Polisi Moral Iran Kembali Patroli Jilbab dan Pakaian

Patroli jilbab dan pakaian sempat dihentikan polisi moral Iran menyusul kematian Mahsa Amini pada 16 September 2022.

oleh Khairisa Ferida diperbarui 17 Jul 2023, 17:08 WIB
Diterbitkan 17 Jul 2023, 17:08 WIB
Ilustrasi Hijab
Ilustrasi Hijab. (Liputan6.com/Rita Ayuningtyas)

Liputan6.com, Teheran - Polisi moral Iran melanjutkan patroli kontroversial untuk memastikan wanita mematuhi aturan berpakaian dan mengenakan jilbab di muka umum. Hal tersebut dikonfirmasi seorang juru bicara yang dikutip media pemerintah Iran pada Minggu (16/7/2023).

Kabar ini datang kurang lebih 10 bulan setelah kematian Mahsa Amini, yang meninggal di dalam tahanan menyusul penangkapannya di Teheran karena diduga melanggar aturan berpakaian. Kematian Mahsa Amini memicu protes skala nasional dan patroli pun dihentikan sementara.

Di lain sisi, kelompok garis keras menuntut agar patroli dilanjutkan.

Di bawah hukum Iran, yang didasarkan pada interpretasi negara tentang syariat, perempuan harus menutupi rambut mereka dengan jilbab dan mengenakan pakaian panjang yang longgar.
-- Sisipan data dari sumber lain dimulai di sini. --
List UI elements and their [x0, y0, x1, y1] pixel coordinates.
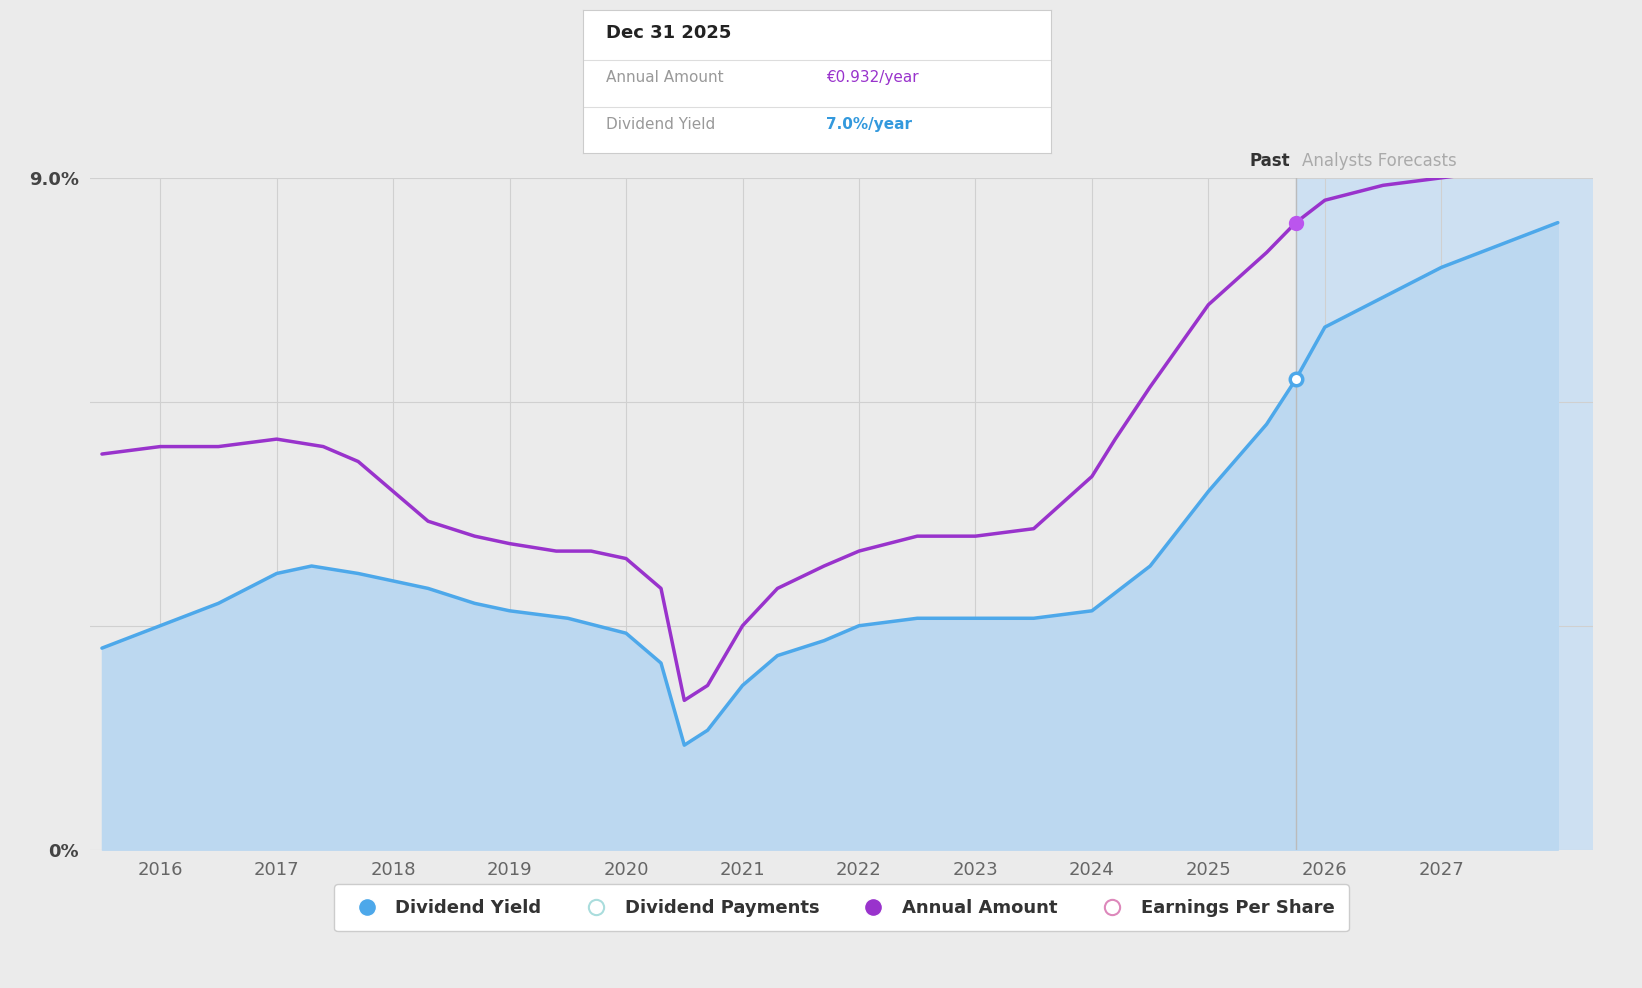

Satuan polisi moral bertugas untuk memastikan aturan-aturan itu dipatuhi dan menahan orang-orang yang dianggap berpakaian "tidak pantas".

"Selama patroli, petugas pertama-tama akan memperingatkan wanita yang tidak mematuhi aturan," kata juru bicara polisi Saeed Montazerolmahdi seperti dikutip kantor berita Tasnim dan dilansir  Senin (17/7).BBC,

"Jika mereka tidak mematuhi perintah, polisi kemudian dapat memilih tindakan hukum."

Mahsa Amini (22), sedang mengunjungi ibu kota Teheran bersama keluarganya pada September lalu ketika dia ditangkap oleh polisi moral dan dituduh mengenakan jilbab secara tidak benar.

Dia pingsan setelah dibawa ke pusat penahanan untuk "dididik". Pada saat itu, ada laporan bahwa petugas memukul kepala Mahsa Amini dengan tongkat dan membenturkan kepalanya ke salah satu kendaraan mereka.

 

Protes Anti-Pemerintah

Kerusuhan di Iran pada 21 September 2022. Rakyat protes kematian Mahsa Amini.
Kerusuhan di Iran pada 21 September 2022. Rakyat protes kematian Mahsa Amini. Dok: AP Photo

Kematian Mahsa Amini membuat marah jutaan rakyat Iran, menyebabkan protes anti-pemerintah selama berbulan-bulan di seluruh negeri. Hampir 600 pengunjuk rasa dilaporkan tewas, termasuk beberapa yang dieksekusi mati.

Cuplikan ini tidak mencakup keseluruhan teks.